У забора лежало темное и страшное. Я присмотрелся, понял, что кучей тряпок и битых бутылок меня не испугаешь, и пошел вперед.
Мечты сбываются. Поднявшись по лесенке, я вышел на перрон и покатил свой чемоданчик, который исправно стучал колесами на всех трещинах. Светила луна, сияли звезды, горели фонари, слегка отражавшиеся в глазах сержанта полиции, провожавшего меня из темноты добрым взглядом.
Внутри вокзала громоздилась черная лестница, ведущая к переходу на другую платформу. Это лестницу я помнил и боялся с детства. И вообще, вокзал в этом городе не перестраивался со времен Николая Первого.
На лестнице было людно. Там ходили мужчины и даже одна женщина, за которой увязался привокзальный пес, учуявший что-то съестное в ее чемодане. У выхода в город стояли два охранника. Казалось, что они охраняют город от непрошеных гостей.
Такси
В город можно было выйти только через рамку металлоискателя. Когда я шагнул к двери, рамка оглушительно зазвенела.
– Что делать? – спросил я у заспанного охранника.
– Иди отсюда! – поприветствовал он меня.
– А такси я найду? – спросил я.
– Ищи! – посоветовал он, и я вышел на площадь.
На площади стояли три машины.
– Работаешь? – спросил я у шофера, который с трудом помещался в пространстве между рулем и спинкой сиденья.
– Жду, не видишь, что ли? – сказал он и кивком вежливо послал меня к третьей машине, которая стыдливо пряталась в тени магазинчика.
– Поедем? – спросил я худощавого парня, вышедшего из машины, чтобы помочь поставить чемодан в багажник.
– Сто пятьдесят! – сказал парень, узнав адрес.
– Так это в два раза дороже чем от Пулково до центра Питера! – удивился я.
– Рублей! – сказал парень, и мы поехали.
Андрей
Я намеренно исказил имя водителя. Так, на всякий случай. Мы ехали по странным улицам, напоминавшим мое детство. Только все было хуже. Покосившиеся избы-пятистенки, разбитые дороги, лужи, дома с черными окнами без стекол, сломанные заборы, пятиэтажки, исписанные словами о любви… На одной улице я заметил странную парочку в спортивных штанах и черных кожаных куртках. Казалось, что я снова попал в девяностые годы.
Андрей включил музыку. Кто-то пел на английском языке о том, что надо быстрее ездить на машине, а то жизнь проходит мимо. Потом этот же мужик запел о неразделенной любви.
«Нам бы его проблемы!» – подумал я, наблюдая, как «девятка» Андрея пытается вылезти из очередной ямы на дороге. Но песни отвлекали внимание от разрухи, которая то появлялась, то исчезала в свете фар. Музыка утверждала, что где-то есть другой мир, где измена любимой является главной проблемой в жизни мужчины.
– Ты не поможешь завтра и послезавтра? – спросил я Андрея, когда мы приехали. – Мне надо в разные места… Ты бы дал мне свою визитку, я буду тебе звонить.
– Визитка… – протянул Андрей. – Была у меня такая лет десять назад. Запомни телефон так, без визитки, я приеду в любую точку города в течение пятнадцати минут.
– А вдруг ты будешь занят? – спросил я.
– Не буду, – сказал Андрей.
– Понятно… а вообще, где народ тут работает?
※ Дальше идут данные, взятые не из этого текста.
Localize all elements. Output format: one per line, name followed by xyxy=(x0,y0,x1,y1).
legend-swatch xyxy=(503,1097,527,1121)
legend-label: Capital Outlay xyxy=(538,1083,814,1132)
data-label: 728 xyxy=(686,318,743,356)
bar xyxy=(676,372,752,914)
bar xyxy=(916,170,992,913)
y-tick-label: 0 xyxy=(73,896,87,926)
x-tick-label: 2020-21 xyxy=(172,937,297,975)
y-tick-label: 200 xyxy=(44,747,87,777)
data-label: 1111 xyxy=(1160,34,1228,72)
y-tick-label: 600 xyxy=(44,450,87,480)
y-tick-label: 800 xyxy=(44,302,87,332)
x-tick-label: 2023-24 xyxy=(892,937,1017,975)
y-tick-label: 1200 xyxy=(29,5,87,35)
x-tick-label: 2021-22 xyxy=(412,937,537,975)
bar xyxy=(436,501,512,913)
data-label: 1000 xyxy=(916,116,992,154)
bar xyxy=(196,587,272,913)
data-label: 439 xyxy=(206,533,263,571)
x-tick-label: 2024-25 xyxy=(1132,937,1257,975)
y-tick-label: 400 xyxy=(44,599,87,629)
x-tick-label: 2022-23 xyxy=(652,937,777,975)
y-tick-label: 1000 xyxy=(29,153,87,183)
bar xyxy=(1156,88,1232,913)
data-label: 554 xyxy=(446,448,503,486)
Раньше тут были текстильные фабрики, стекольный завод, лесопильный…
– Всё, кроме лесопильного распилено и продано, – объяснил мне Андрей. – Ты черные окна в зданиях видел?
Я кивнул.
– Кому повезло, тот или торгует или в Москву на работу мотается.
– Но ведь до Москвы…
– Я знаю, – сказал Андрей. – Я знаю, сколько до Москвы. Короче, звони мне в любое время суток.
Дом детства
Прошла ночь и прошло утро.
– Вот твой дом! – сказал Андрей и остановил машину.
Я вышел и стал смотреть на зеленый, довольно крепкий дом. Три окна на фасаде, дверь на лестницу под маленьким навесом, высокий глухой забор с воротами, палисадник… Все, как в детстве. Только крыша покрыта шифером, а не деревянной дранкой. И еще на стене притулилась небольшая спутниковая тарелка.
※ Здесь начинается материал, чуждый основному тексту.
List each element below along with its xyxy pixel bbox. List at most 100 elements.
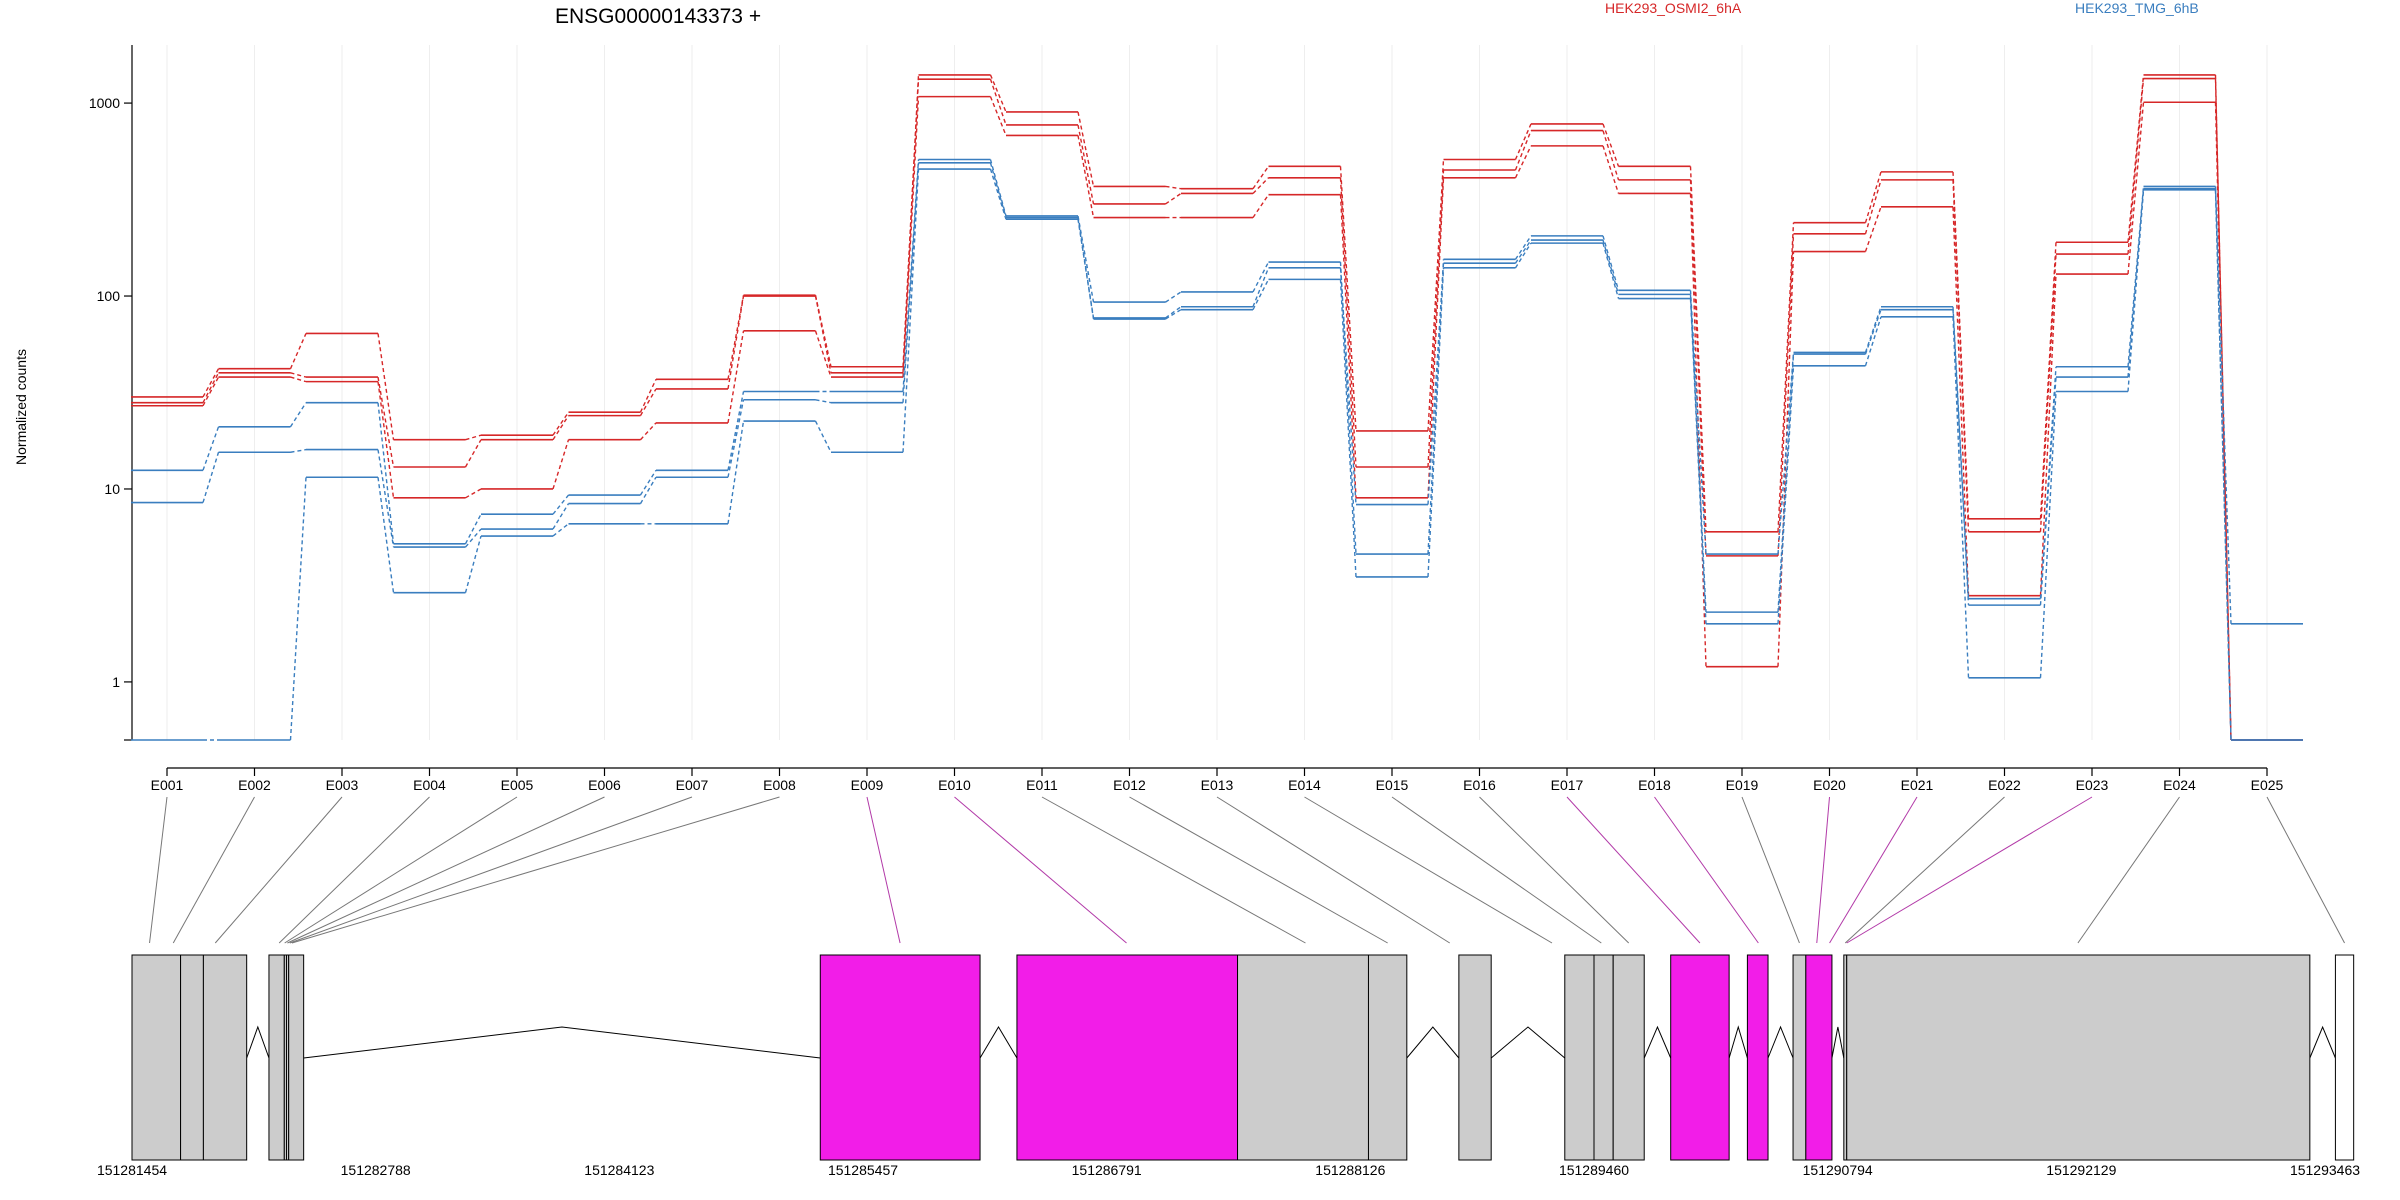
data-connector xyxy=(1602,235,1620,291)
intron-line xyxy=(1490,1026,1566,1059)
gene-model xyxy=(131,954,2355,1161)
plot-axes: 1 10 100 1000 E001 E002 E003 E004 E005 E006 E007 E0… xyxy=(89,45,2284,793)
data-connector xyxy=(377,477,395,593)
exon-link xyxy=(1844,796,2005,944)
data-connector xyxy=(1689,166,1707,532)
data-connector xyxy=(1602,123,1620,167)
data-connector xyxy=(465,488,482,499)
exon-block xyxy=(1846,954,2311,1161)
x-tick-label: E004 xyxy=(413,777,446,793)
data-connector xyxy=(1514,242,1532,269)
x-tick-label: E020 xyxy=(1813,777,1846,793)
x-tick-label: E006 xyxy=(588,777,621,793)
exon-block xyxy=(1564,954,1595,1161)
data-connector xyxy=(989,162,1007,218)
data-connector xyxy=(815,399,832,404)
data-connector xyxy=(1602,145,1620,194)
data-connector xyxy=(1165,309,1182,320)
x-tick-label: E016 xyxy=(1463,777,1496,793)
exon-block xyxy=(1458,954,1492,1161)
data-connector xyxy=(1165,185,1182,190)
exon-link xyxy=(172,796,255,944)
data-connector xyxy=(2214,78,2232,741)
data-connector xyxy=(1339,194,1357,498)
exon-block xyxy=(131,954,182,1161)
exon-link xyxy=(1304,796,1553,944)
exon-block xyxy=(1746,954,1769,1161)
x-tick-label: E014 xyxy=(1288,777,1321,793)
data-connector xyxy=(1514,235,1532,260)
exon-link xyxy=(1566,796,1701,944)
data-connector xyxy=(902,96,920,378)
y-tick-label: 100 xyxy=(97,288,121,304)
exon-link xyxy=(1479,796,1630,944)
data-connector xyxy=(202,376,220,407)
exon-link xyxy=(1391,796,1602,944)
exon-block xyxy=(819,954,981,1161)
data-connector xyxy=(814,330,832,378)
x-tick-label: E012 xyxy=(1113,777,1146,793)
exon-block xyxy=(1805,954,1833,1161)
data-connector xyxy=(465,434,482,441)
data-connector xyxy=(1777,251,1795,667)
exon-link xyxy=(1816,796,1830,944)
coordinate-label: 151285457 xyxy=(828,1162,898,1178)
data-connector xyxy=(1952,206,1970,596)
intron-line xyxy=(2309,1025,2336,1059)
exon-link xyxy=(1654,796,1759,944)
series-lines xyxy=(131,74,2303,741)
data-connector xyxy=(1339,177,1357,468)
data-connector xyxy=(1514,130,1532,171)
data-connector xyxy=(202,426,220,471)
exon-block xyxy=(202,954,248,1161)
data-connector xyxy=(1252,261,1270,293)
exon-block xyxy=(1612,954,1645,1161)
exon-link xyxy=(284,796,518,944)
data-connector xyxy=(639,388,657,416)
data-connector xyxy=(290,448,307,453)
x-tick-label: E018 xyxy=(1638,777,1671,793)
data-connector xyxy=(1427,267,1445,577)
exon-link xyxy=(1741,796,1800,944)
data-connector xyxy=(639,379,657,413)
coordinate-label: 151288126 xyxy=(1315,1162,1385,1178)
data-connector xyxy=(1077,219,1095,320)
data-connector xyxy=(1602,130,1620,181)
data-connector xyxy=(289,333,307,370)
x-tick-label: E010 xyxy=(938,777,971,793)
data-connector xyxy=(464,535,482,593)
data-connector xyxy=(1427,159,1445,431)
data-connector xyxy=(377,381,395,498)
data-connector xyxy=(377,376,395,468)
exon-block xyxy=(1237,954,1369,1161)
data-connector xyxy=(1339,279,1357,577)
data-connector xyxy=(2214,189,2232,741)
intron-line xyxy=(303,1026,821,1059)
exon-link xyxy=(2077,796,2180,944)
exon-link xyxy=(1041,796,1306,944)
coordinate-label: 151284123 xyxy=(584,1162,654,1178)
data-connector xyxy=(1689,193,1707,667)
coordinate-label: 151281454 xyxy=(97,1162,167,1178)
intron-line xyxy=(1831,1026,1845,1059)
coordinate-label: 151292129 xyxy=(2046,1162,2116,1178)
coordinate-label: 151282788 xyxy=(341,1162,411,1178)
data-connector xyxy=(727,295,745,380)
exon-link xyxy=(278,796,430,944)
data-connector xyxy=(902,79,920,373)
coordinate-label: 151293463 xyxy=(2290,1162,2360,1178)
data-connector xyxy=(1777,354,1795,613)
coordinate-label: 151290794 xyxy=(1803,1162,1873,1178)
data-connector xyxy=(989,159,1007,217)
data-connector xyxy=(289,402,307,428)
data-connector xyxy=(552,503,570,530)
data-connector xyxy=(902,162,920,403)
data-connector xyxy=(1864,316,1882,366)
data-connector xyxy=(1427,169,1445,468)
data-connector xyxy=(1252,279,1270,310)
data-connector xyxy=(2127,74,2145,243)
data-connector xyxy=(464,513,482,545)
exon-link xyxy=(954,796,1127,944)
x-tick-label: E007 xyxy=(676,777,709,793)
Я стоял и не видел ничего, кроме окон, за которыми происходило столько важных детских событий. Вот за тем окном я научился стрелять из дедушкиной винтовки Мосина, образца 1891 года. Вон за тем окном, я делал кукольный театр в почтовом ящике. А за тем окном я сидел и мечтал стать астрономом.
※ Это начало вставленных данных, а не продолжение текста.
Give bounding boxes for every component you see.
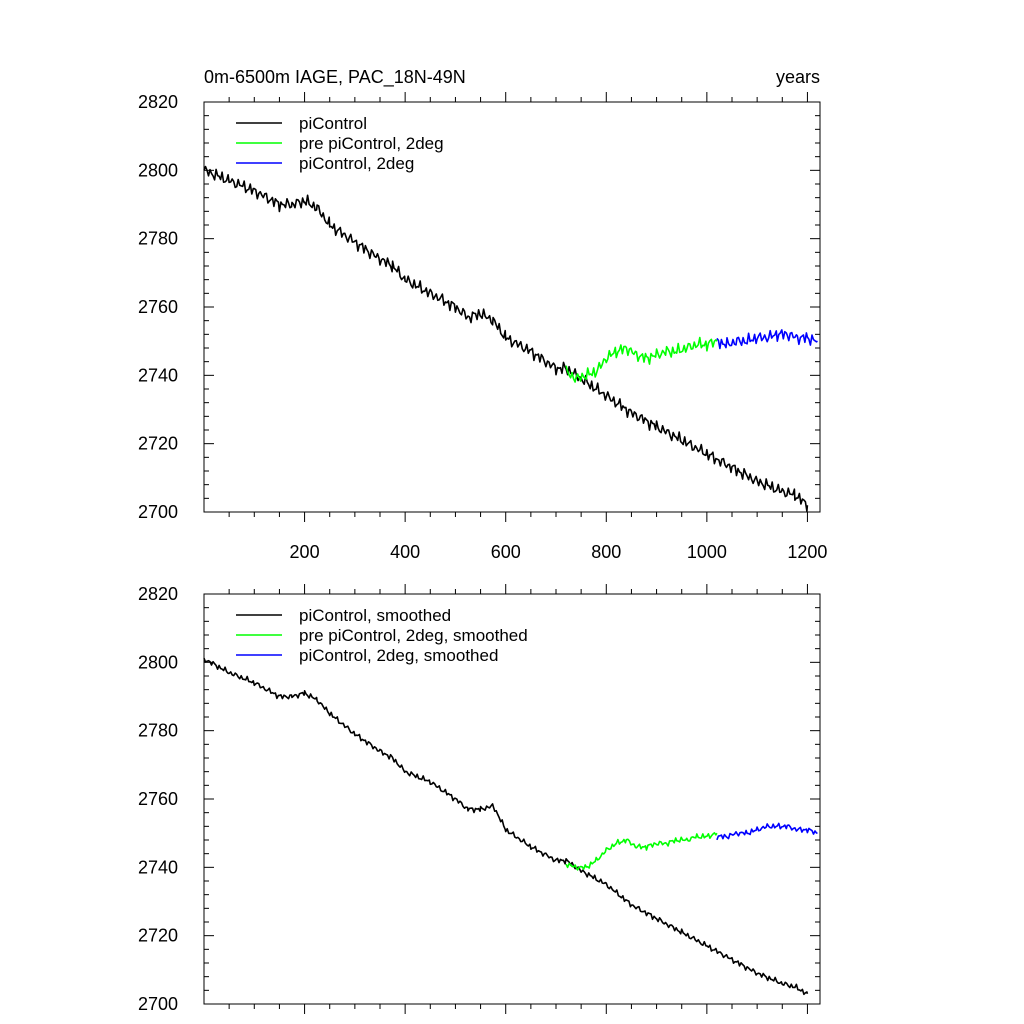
y-tick-label: 2700 [138,502,178,522]
legend-label: piControl, 2deg [299,154,414,173]
panel-top: 0m-6500m IAGE, PAC_18N-49N years 2700 272… [138,67,827,562]
y-axis-top: 2700 2720 2740 2760 2780 2800 2820 [138,92,820,522]
x-tick-label: 600 [491,542,521,562]
y-tick-label: 2740 [138,857,178,877]
chart-units-label: years [776,67,820,87]
series-line [203,657,809,996]
x-tick-label: 200 [290,542,320,562]
y-tick-label: 2820 [138,92,178,112]
y-tick-label: 2760 [138,789,178,809]
y-tick-label: 2760 [138,297,178,317]
series-line [203,165,809,512]
legend-label: piControl, 2deg, smoothed [299,646,498,665]
legend-label: piControl [299,114,367,133]
legend-label: pre piControl, 2deg [299,134,444,153]
y-tick-label: 2800 [138,652,178,672]
legend-label: pre piControl, 2deg, smoothed [299,626,528,645]
series-line [716,329,818,350]
series-line [565,832,718,871]
panel-bottom: 2700 2720 2740 2760 2780 2800 2820 piControl, … [138,584,821,1014]
x-tick-label: 1200 [787,542,827,562]
y-tick-label: 2780 [138,721,178,741]
series-line [716,822,818,841]
y-axis-bottom: 2700 2720 2740 2760 2780 2800 2820 [138,584,820,1014]
series-lines-top [203,165,818,512]
legend-label: piControl, smoothed [299,606,451,625]
x-axis-top: 200 400 600 800 1000 1200 [228,92,827,562]
plot-frame-top [203,101,821,513]
x-tick-label: 800 [591,542,621,562]
y-tick-label: 2820 [138,584,178,604]
y-tick-label: 2700 [138,994,178,1014]
series-lines-bottom [203,657,818,996]
y-tick-label: 2720 [138,926,178,946]
x-axis-bottom [228,584,808,1014]
chart-title: 0m-6500m IAGE, PAC_18N-49N [204,67,466,88]
x-tick-label: 1000 [687,542,727,562]
x-tick-label: 400 [390,542,420,562]
y-tick-label: 2800 [138,160,178,180]
y-tick-label: 2780 [138,229,178,249]
plot-frame-bottom [203,593,821,1005]
y-tick-label: 2720 [138,434,178,454]
series-line [565,336,718,383]
y-tick-label: 2740 [138,365,178,385]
– Ты чо? – прервал мои воспоминания пухлый парень, вышедший на улицу. Ему было лет тридцать. Футболка, вытянутые на коленях трикотажные брюки, романтичная небритость и насупленный взгляд.
– Это мой дом, – сказал я и неосторожно показал на дом, из которого вышел парень. – Я тут родился.
– И чо? – флегматично поинтересовался парень.